Lake Stevens, WA
Growing up in a good Lutheran family in Anchorage, Alaska, no
one, least of all Anne's high school science teachers, could have imagined she'd end up the poster child for preeclampsia and a champion for an educated, informed pregnancy experience.
Not a quick learner, Anne needed five pregnancies, three emergency surgeries, four ridiculously healthy boys, and a couple slaps upside the head, to realize that while she excelled in conception, she absolutely sucked at delivery.
During the delivery of boy #4, she offered to tie the tubes herself.
After the second near-death experience, she was sent home and put on six weeks of "stroke watch" which she assumed was where one sits around waiting for the seizure to kill you. The doctors, friends, and family patted her on the back and told she was lucky.

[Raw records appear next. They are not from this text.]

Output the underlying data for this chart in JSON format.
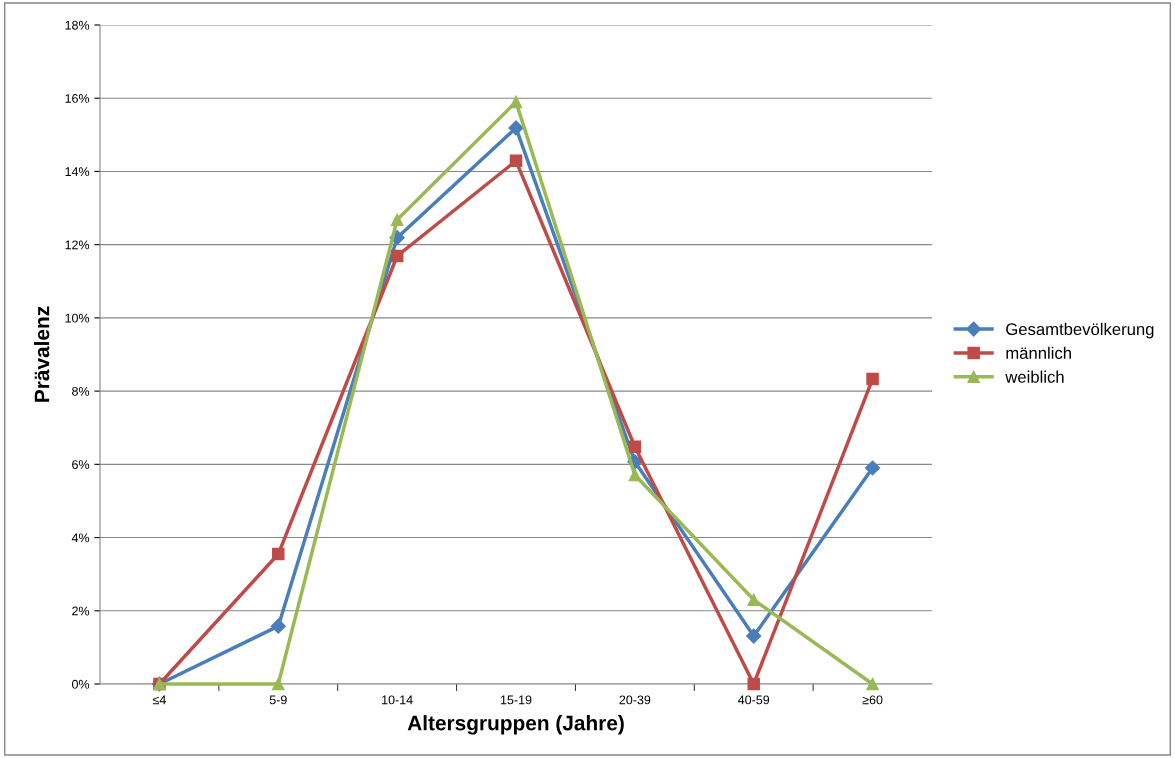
{
  "chart_data": {
    "type": "line",
    "xlabel": "Altersgruppen (Jahre)",
    "ylabel": "Prävalenz",
    "categories": [
      "≤4",
      "5-9",
      "10-14",
      "15-19",
      "20-39",
      "40-59",
      "≥60"
    ],
    "series": [
      {
        "name": "Gesamtbevölkerung",
        "color": "#4a7ebb",
        "marker": "diamond",
        "values": [
          0,
          1.58,
          12.19,
          15.19,
          6.07,
          1.31,
          5.9
        ]
      },
      {
        "name": "männlich",
        "color": "#be4b48",
        "marker": "square",
        "values": [
          0,
          3.55,
          11.69,
          14.29,
          6.48,
          0,
          8.33
        ]
      },
      {
        "name": "weiblich",
        "color": "#98b954",
        "marker": "triangle",
        "values": [
          0,
          0,
          12.68,
          15.9,
          5.71,
          2.3,
          0
        ]
      }
    ],
    "ylim": [
      0,
      18
    ],
    "yticks": [
      {
        "value": 0,
        "label": "0%"
      },
      {
        "value": 2,
        "label": "2%"
      },
      {
        "value": 4,
        "label": "4%"
      },
      {
        "value": 6,
        "label": "6%"
      },
      {
        "value": 8,
        "label": "8%"
      },
      {
        "value": 10,
        "label": "10%"
      },
      {
        "value": 12,
        "label": "12%"
      },
      {
        "value": 14,
        "label": "14%"
      },
      {
        "value": 16,
        "label": "16%"
      },
      {
        "value": 18,
        "label": "18%"
      }
    ],
    "grid": "y",
    "legend": "right",
    "line_style": "solid"
  }
}
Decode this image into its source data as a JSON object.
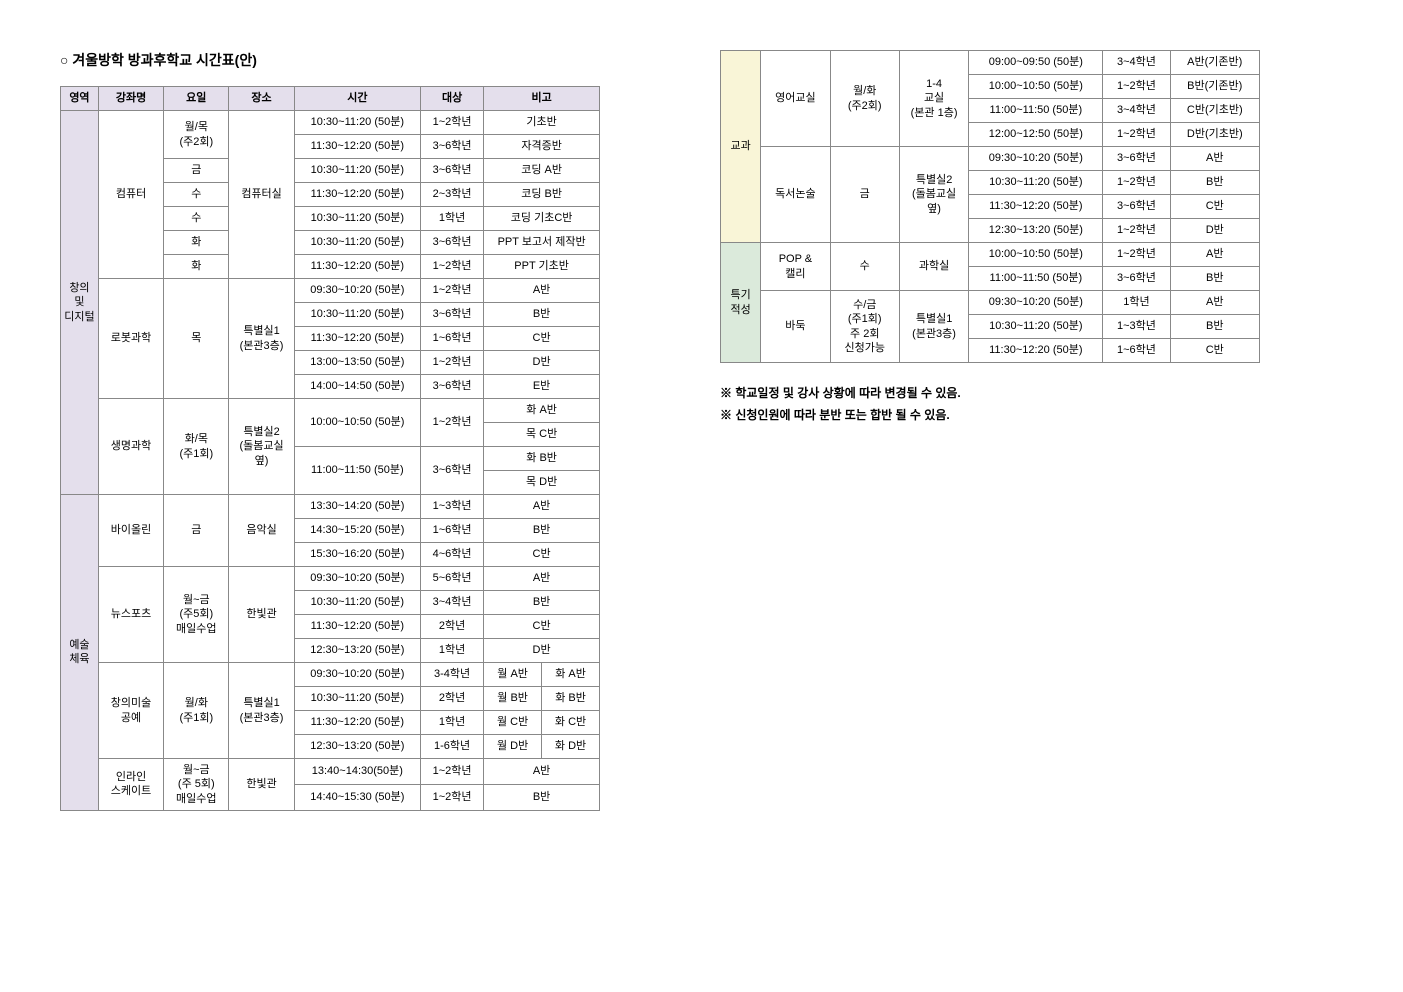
{
  "title": "○ 겨울방학 방과후학교 시간표(안)",
  "headers": {
    "area": "영역",
    "course": "강좌명",
    "day": "요일",
    "place": "장소",
    "time": "시간",
    "target": "대상",
    "note": "비고"
  },
  "colors": {
    "header_bg": "#e4dfec",
    "cat_purple": "#e4dfec",
    "cat_yellow": "#f9f5d7",
    "cat_green": "#dbeadb",
    "border": "#888888",
    "text": "#000000",
    "background": "#ffffff"
  },
  "left": {
    "groups": [
      {
        "area": "창의\n및\n디지털",
        "area_color": "purple",
        "courses": [
          {
            "name": "컴퓨터",
            "place": "컴퓨터실",
            "rows": [
              {
                "day": "월/목\n(주2회)",
                "day_span": 2,
                "time": "10:30~11:20 (50분)",
                "target": "1~2학년",
                "notes": [
                  "기초반"
                ]
              },
              {
                "time": "11:30~12:20 (50분)",
                "target": "3~6학년",
                "notes": [
                  "자격증반"
                ]
              },
              {
                "day": "금",
                "time": "10:30~11:20 (50분)",
                "target": "3~6학년",
                "notes": [
                  "코딩 A반"
                ]
              },
              {
                "day": "수",
                "time": "11:30~12:20 (50분)",
                "target": "2~3학년",
                "notes": [
                  "코딩 B반"
                ]
              },
              {
                "day": "수",
                "time": "10:30~11:20 (50분)",
                "target": "1학년",
                "notes": [
                  "코딩 기초C반"
                ]
              },
              {
                "day": "화",
                "time": "10:30~11:20 (50분)",
                "target": "3~6학년",
                "notes": [
                  "PPT 보고서 제작반"
                ]
              },
              {
                "day": "화",
                "time": "11:30~12:20 (50분)",
                "target": "1~2학년",
                "notes": [
                  "PPT 기초반"
                ]
              }
            ]
          },
          {
            "name": "로봇과학",
            "day": "목",
            "place": "특별실1\n(본관3층)",
            "rows": [
              {
                "time": "09:30~10:20 (50분)",
                "target": "1~2학년",
                "notes": [
                  "A반"
                ]
              },
              {
                "time": "10:30~11:20 (50분)",
                "target": "3~6학년",
                "notes": [
                  "B반"
                ]
              },
              {
                "time": "11:30~12:20 (50분)",
                "target": "1~6학년",
                "notes": [
                  "C반"
                ]
              },
              {
                "time": "13:00~13:50 (50분)",
                "target": "1~2학년",
                "notes": [
                  "D반"
                ]
              },
              {
                "time": "14:00~14:50 (50분)",
                "target": "3~6학년",
                "notes": [
                  "E반"
                ]
              }
            ]
          },
          {
            "name": "생명과학",
            "day": "화/목\n(주1회)",
            "place": "특별실2\n(돌봄교실\n옆)",
            "rows": [
              {
                "time": "10:00~10:50 (50분)",
                "time_span": 2,
                "target": "1~2학년",
                "target_span": 2,
                "notes": [
                  "화 A반"
                ]
              },
              {
                "notes": [
                  "목 C반"
                ]
              },
              {
                "time": "11:00~11:50 (50분)",
                "time_span": 2,
                "target": "3~6학년",
                "target_span": 2,
                "notes": [
                  "화 B반"
                ]
              },
              {
                "notes": [
                  "목 D반"
                ]
              }
            ]
          }
        ]
      },
      {
        "area": "예술\n체육",
        "area_color": "purple",
        "courses": [
          {
            "name": "바이올린",
            "day": "금",
            "place": "음악실",
            "rows": [
              {
                "time": "13:30~14:20 (50분)",
                "target": "1~3학년",
                "notes": [
                  "A반"
                ]
              },
              {
                "time": "14:30~15:20 (50분)",
                "target": "1~6학년",
                "notes": [
                  "B반"
                ]
              },
              {
                "time": "15:30~16:20 (50분)",
                "target": "4~6학년",
                "notes": [
                  "C반"
                ]
              }
            ]
          },
          {
            "name": "뉴스포츠",
            "day": "월~금\n(주5회)\n매일수업",
            "place": "한빛관",
            "rows": [
              {
                "time": "09:30~10:20 (50분)",
                "target": "5~6학년",
                "notes": [
                  "A반"
                ]
              },
              {
                "time": "10:30~11:20 (50분)",
                "target": "3~4학년",
                "notes": [
                  "B반"
                ]
              },
              {
                "time": "11:30~12:20 (50분)",
                "target": "2학년",
                "notes": [
                  "C반"
                ]
              },
              {
                "time": "12:30~13:20 (50분)",
                "target": "1학년",
                "notes": [
                  "D반"
                ]
              }
            ]
          },
          {
            "name": "창의미술\n공예",
            "day": "월/화\n(주1회)",
            "place": "특별실1\n(본관3층)",
            "rows": [
              {
                "time": "09:30~10:20 (50분)",
                "target": "3-4학년",
                "notes": [
                  "월 A반",
                  "화 A반"
                ]
              },
              {
                "time": "10:30~11:20 (50분)",
                "target": "2학년",
                "notes": [
                  "월 B반",
                  "화 B반"
                ]
              },
              {
                "time": "11:30~12:20 (50분)",
                "target": "1학년",
                "notes": [
                  "월 C반",
                  "화 C반"
                ]
              },
              {
                "time": "12:30~13:20 (50분)",
                "target": "1-6학년",
                "notes": [
                  "월 D반",
                  "화 D반"
                ]
              }
            ]
          },
          {
            "name": "인라인\n스케이트",
            "day": "월~금\n(주 5회)\n매일수업",
            "place": "한빛관",
            "rows": [
              {
                "time": "13:40~14:30(50분)",
                "target": "1~2학년",
                "notes": [
                  "A반"
                ]
              },
              {
                "time": "14:40~15:30 (50분)",
                "target": "1~2학년",
                "notes": [
                  "B반"
                ]
              }
            ]
          }
        ]
      }
    ]
  },
  "right": {
    "groups": [
      {
        "area": "교과",
        "area_color": "yellow",
        "courses": [
          {
            "name": "영어교실",
            "day": "월/화\n(주2회)",
            "place": "1-4\n교실\n(본관 1층)",
            "rows": [
              {
                "time": "09:00~09:50 (50분)",
                "target": "3~4학년",
                "notes": [
                  "A반(기존반)"
                ]
              },
              {
                "time": "10:00~10:50 (50분)",
                "target": "1~2학년",
                "notes": [
                  "B반(기존반)"
                ]
              },
              {
                "time": "11:00~11:50 (50분)",
                "target": "3~4학년",
                "notes": [
                  "C반(기초반)"
                ]
              },
              {
                "time": "12:00~12:50 (50분)",
                "target": "1~2학년",
                "notes": [
                  "D반(기초반)"
                ]
              }
            ]
          },
          {
            "name": "독서논술",
            "day": "금",
            "place": "특별실2\n(돌봄교실\n옆)",
            "rows": [
              {
                "time": "09:30~10:20 (50분)",
                "target": "3~6학년",
                "notes": [
                  "A반"
                ]
              },
              {
                "time": "10:30~11:20 (50분)",
                "target": "1~2학년",
                "notes": [
                  "B반"
                ]
              },
              {
                "time": "11:30~12:20 (50분)",
                "target": "3~6학년",
                "notes": [
                  "C반"
                ]
              },
              {
                "time": "12:30~13:20 (50분)",
                "target": "1~2학년",
                "notes": [
                  "D반"
                ]
              }
            ]
          }
        ]
      },
      {
        "area": "특기\n적성",
        "area_color": "green",
        "courses": [
          {
            "name": "POP &\n캘리",
            "day": "수",
            "place": "과학실",
            "rows": [
              {
                "time": "10:00~10:50 (50분)",
                "target": "1~2학년",
                "notes": [
                  "A반"
                ]
              },
              {
                "time": "11:00~11:50 (50분)",
                "target": "3~6학년",
                "notes": [
                  "B반"
                ]
              }
            ]
          },
          {
            "name": "바둑",
            "day": "수/금\n(주1회)\n주 2회\n신청가능",
            "place": "특별실1\n(본관3층)",
            "rows": [
              {
                "time": "09:30~10:20 (50분)",
                "target": "1학년",
                "notes": [
                  "A반"
                ]
              },
              {
                "time": "10:30~11:20 (50분)",
                "target": "1~3학년",
                "notes": [
                  "B반"
                ]
              },
              {
                "time": "11:30~12:20 (50분)",
                "target": "1~6학년",
                "notes": [
                  "C반"
                ]
              }
            ]
          }
        ]
      }
    ]
  },
  "notes": [
    "※ 학교일정 및 강사 상황에 따라 변경될 수 있음.",
    "※ 신청인원에 따라 분반 또는 합반 될 수 있음."
  ]
}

She decided to use this position of fortune – not being dead – to do something for the women and families she met along the way, and in 1999 founded the Preeclampsia Foundation which she led until 2005. Since then, she has gone on to found three other nonprofits, including the Microsoft Alumni Foundation.
For better or worse, the preeclampsia poster child moniker
stuck and people had a way of finding her. Soon her list of Facebook friends included hundreds of women with similar near-death experiences, and dozens of families whose mothers weren't so lucky and hadn't survived.

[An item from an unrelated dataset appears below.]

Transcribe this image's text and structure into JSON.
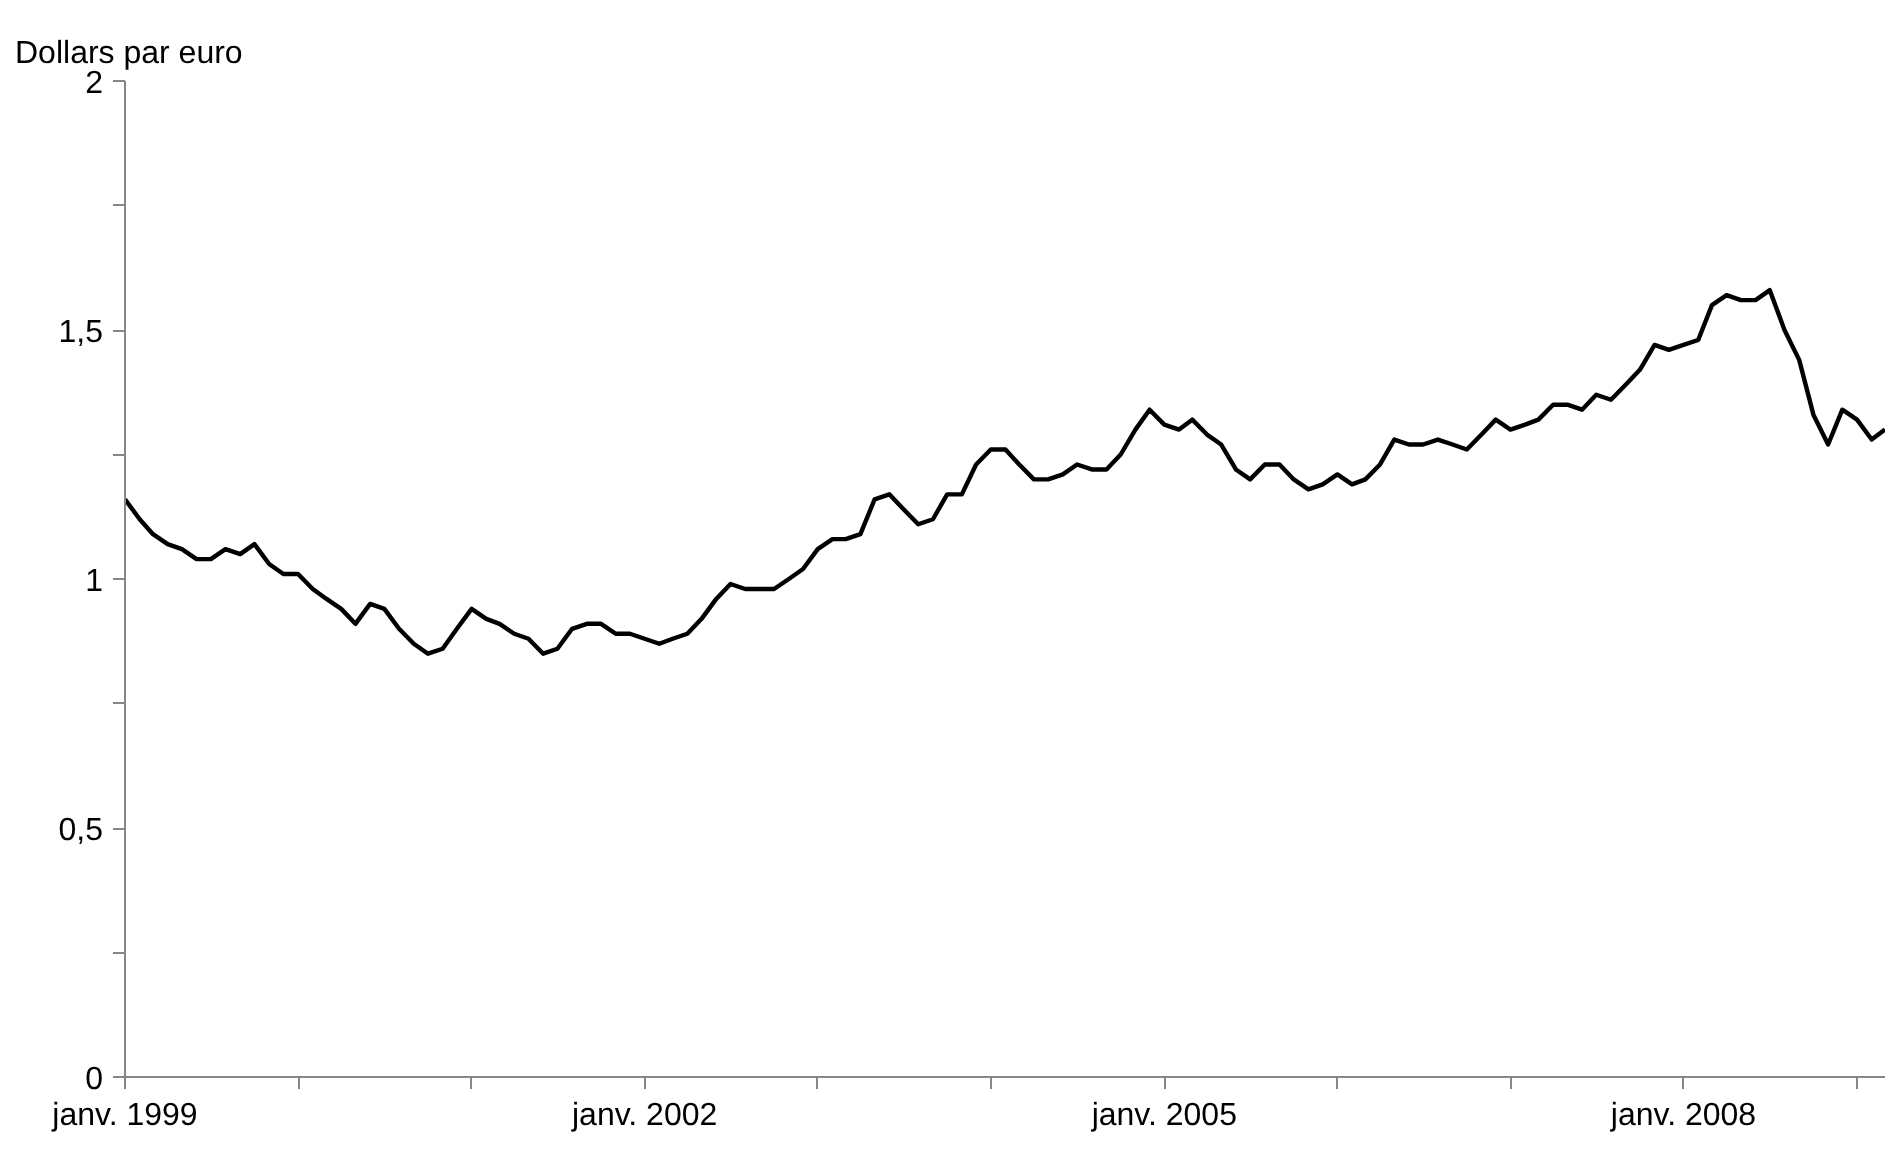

In 2012 she and Jenn Carney formed the Unexpected Project and pooled their combined talent as writers, advocates, pregnancy survivors, and pissed off women, to develop a movement - starting with a documentary about the unacceptable rate of maternal death and near-misses in the USA.
When not commiserating with her fellow survivors about
the failure of the American public health system, Anne spends her time painting, knitting, watching Netflix, playing Angry Birds, and writing the great American novel. She's a huge fan of the band Vantage, the Northwest Boy Choir, Oxford University rowing, and random acts of baking.
When pushed, and to her husband Steve's horror, she will burst into a rousing rendition of "Um Ya Ya" – her St. Olaf College fight song – anytime, anywhere, and shamelessly bribes her kids for cuddles now that they are too "big" to offer them freely.